Há mais de dois anos Guilherme é funcionário de uma lanchonete. ''Meu pai e minha mãe acharam que era importante que eu trabalhasse e eu sou craque, frito batatas, faço hamburgueres, ajudo na limpeza e até no atendimento'', explica. Nas horas vagas ele se dedica a tocar bateria. ''Um dia toquei na igreja e todo mundo ouviu'', comemora.

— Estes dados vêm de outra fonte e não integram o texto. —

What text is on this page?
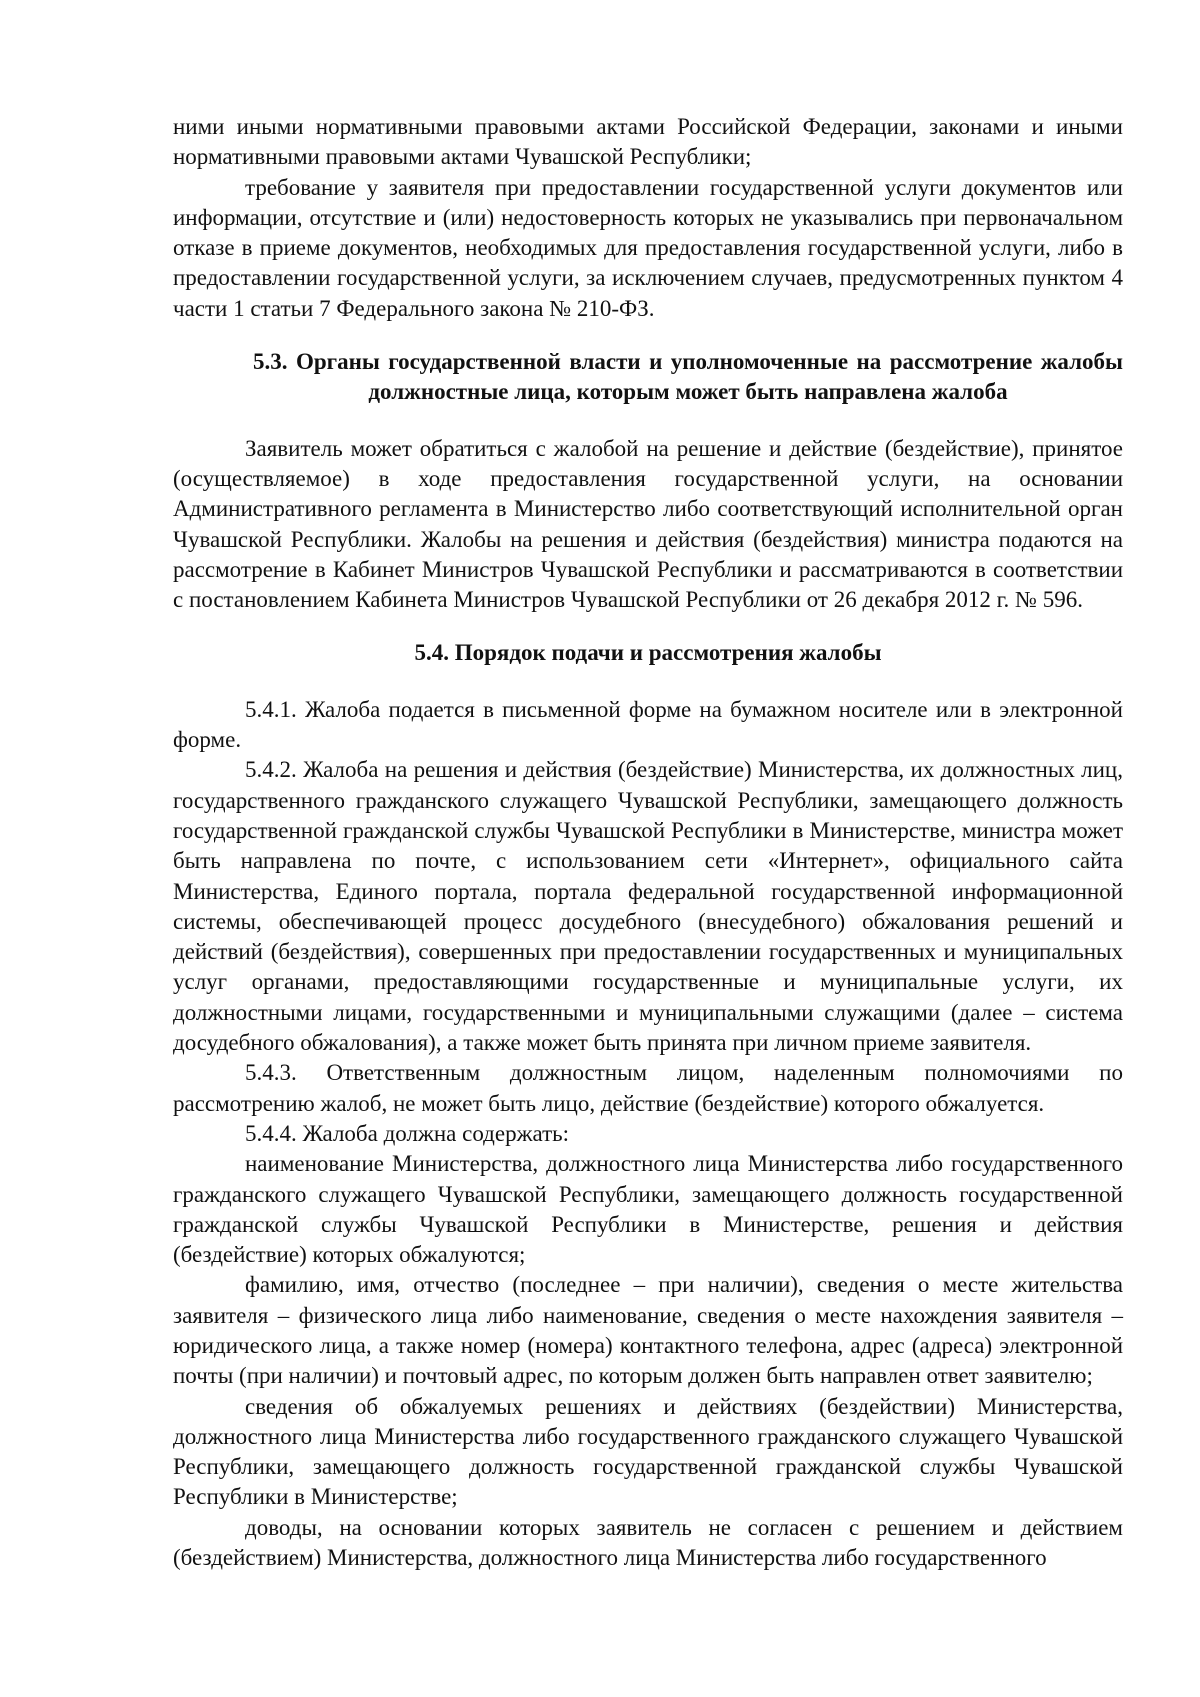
ними иными нормативными правовыми актами Российской Федерации, законами и иными нормативными правовыми актами Чувашской Республики;

требование у заявителя при предоставлении государственной услуги документов или информации, отсутствие и (или) недостоверность которых не указывались при первоначальном отказе в приеме документов, необходимых для предоставления государственной услуги, либо в предоставлении государственной услуги, за исключением случаев, предусмотренных пунктом 4 части 1 статьи 7 Федерального закона № 210-ФЗ.

5.3. Органы государственной власти и уполномоченные на рассмотрение жалобы должностные лица, которым может быть направлена жалоба

Заявитель может обратиться с жалобой на решение и действие (бездействие), принятое (осуществляемое) в ходе предоставления государственной услуги, на основании Административного регламента в Министерство либо соответствующий исполнительной орган Чувашской Республики. Жалобы на решения и действия (бездействия) министра подаются на рассмотрение в Кабинет Министров Чувашской Республики и рассматриваются в соответствии с постановлением Кабинета Министров Чувашской Республики от 26 декабря 2012 г. № 596.

5.4. Порядок подачи и рассмотрения жалобы

5.4.1. Жалоба подается в письменной форме на бумажном носителе или в электронной форме.

5.4.2. Жалоба на решения и действия (бездействие) Министерства, их должностных лиц, государственного гражданского служащего Чувашской Республики, замещающего должность государственной гражданской службы Чувашской Республики в Министерстве, министра может быть направлена по почте, с использованием сети «Интернет», официального сайта Министерства, Единого портала, портала федеральной государственной информационной системы, обеспечивающей процесс досудебного (внесудебного) обжалования решений и действий (бездействия), совершенных при предоставлении государственных и муниципальных услуг органами, предоставляющими государственные и муниципальные услуги, их должностными лицами, государственными и муниципальными служащими (далее – система досудебного обжалования), а также может быть принята при личном приеме заявителя.

5.4.3. Ответственным должностным лицом, наделенным полномочиями по рассмотрению жалоб, не может быть лицо, действие (бездействие) которого обжалуется.

5.4.4. Жалоба должна содержать:

наименование Министерства, должностного лица Министерства либо государственного гражданского служащего Чувашской Республики, замещающего должность государственной гражданской службы Чувашской Республики в Министерстве, решения и действия (бездействие) которых обжалуются;

фамилию, имя, отчество (последнее – при наличии), сведения о месте жительства заявителя – физического лица либо наименование, сведения о месте нахождения заявителя – юридического лица, а также номер (номера) контактного телефона, адрес (адреса) электронной почты (при наличии) и почтовый адрес, по которым должен быть направлен ответ заявителю;

сведения об обжалуемых решениях и действиях (бездействии) Министерства, должностного лица Министерства либо государственного гражданского служащего Чувашской Республики, замещающего должность государственной гражданской службы Чувашской Республики в Министерстве;

доводы, на основании которых заявитель не согласен с решением и действием (бездействием) Министерства, должностного лица Министерства либо государственного
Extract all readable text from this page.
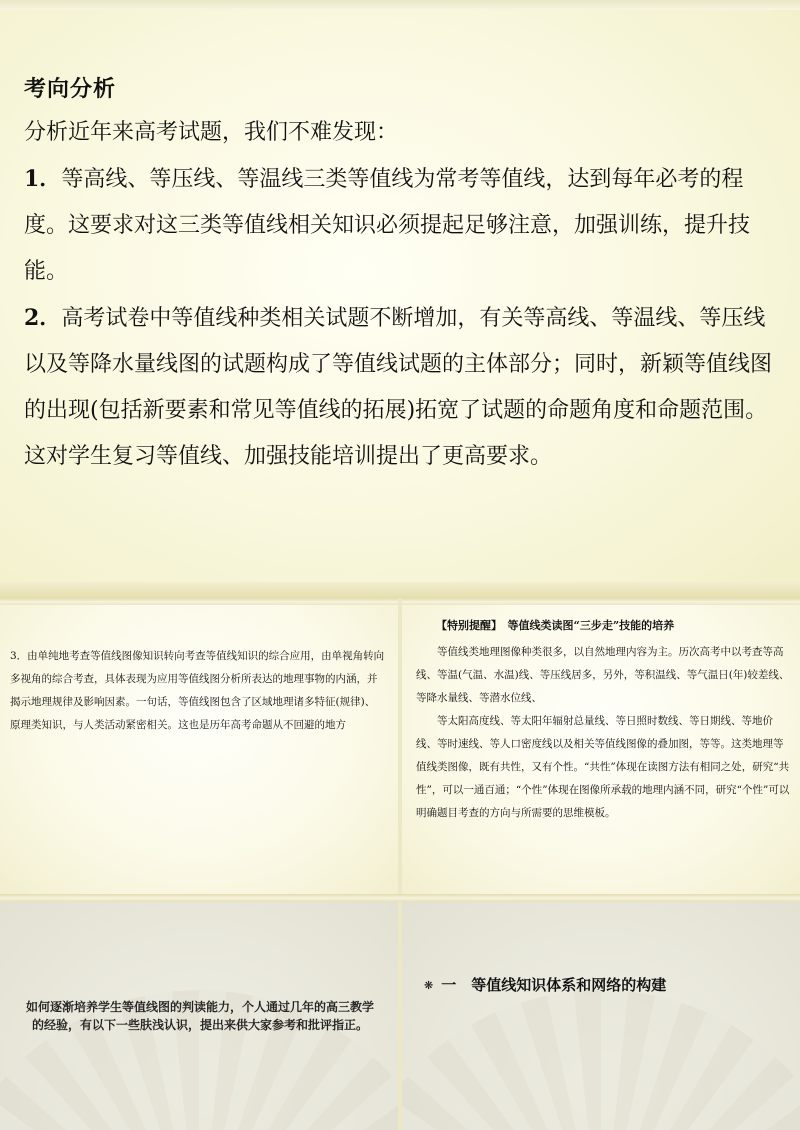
考向分析

分析近年来高考试题，我们不难发现：

1．等高线、等压线、等温线三类等值线为常考等值线，达到每年必考的程度。这要求对这三类等值线相关知识必须提起足够注意，加强训练，提升技能。

2．高考试卷中等值线种类相关试题不断增加，有关等高线、等温线、等压线以及等降水量线图的试题构成了等值线试题的主体部分；同时，新颖等值线图的出现(包括新要素和常见等值线的拓展)拓宽了试题的命题角度和命题范围。这对学生复习等值线、加强技能培训提出了更高要求。

3．由单纯地考查等值线图像知识转向考查等值线知识的综合应用，由单视角转向多视角的综合考查，具体表现为应用等值线图分析所表达的地理事物的内涵，并揭示地理规律及影响因素。一句话，等值线图包含了区域地理诸多特征(规律)、原理类知识，与人类活动紧密相关。这也是历年高考命题从不回避的地方
【特别提醒】　等值线类读图“三步走”技能的培养

等值线类地理图像种类很多，以自然地理内容为主。历次高考中以考查等高线、等温(气温、水温)线、等压线居多，另外，等积温线、等气温日(年)较差线、等降水量线、等潜水位线、

等太阳高度线、等太阳年辐射总量线、等日照时数线、等日期线、等地价线、等时速线、等人口密度线以及相关等值线图像的叠加图，等等。这类地理等值线类图像，既有共性，又有个性。“共性”体现在读图方法有相同之处，研究“共性”，可以一通百通；“个性”体现在图像所承载的地理内涵不同，研究“个性”可以明确题目考查的方向与所需要的思维模板。

如何逐渐培养学生等值线图的判读能力，个人通过几年的高三教学的经验，有以下一些肤浅认识，提出来供大家参考和批评指正。
❋ 一　等值线知识体系和网络的构建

Para a mãe, Sandra Moraes de Lima, 49 anos, o nascimento do filho não foi um susto. ''Não lutamos com esse negócio de aceitação, sempre tratamos ele normalmente, quando precisava dar umas palmadas eu dava e quando precisava colocar ele pra pensar eu colocava'', comenta a mãe. A mãe conta que o sonho da vida do Guilherme era trabalhar, portanto, quando surgiu a oportunidade, os pais incentivaram. ''Sempre acreditamos nele.''
Guilherme vai para o trabalho todos os dias de ônibus e sozinho. A mãe conta que o acompanhou nos primeiros dez dias. ''Para mim isso é tranquilo, antes eu ia com ele em todos os lugares, mas depois que começou a trabalhar ele passou a ir para todo lado sozinho'', comenta. Além de trabalhar, o rapaz participa do grupo de teatro da igreja que frequenta e até viaja com os outros integrantes.
A estimulação de Guilherme começou aos 43 dias de vida, ele fez acompanhamento em instituições especiais, mas também estudou em escola convencional. ''O contato dele com as outras crianças foi muito bom na parte de socialização''. destaca. ''Eu acho que o filho com Síndrome de Down vai ser aquilo que você acredita que ele possa ser. Você tem que ensinar que ele tem direitos mas também tem deveres. Não pode faltar amor'', salienta Sandra. (M.A.)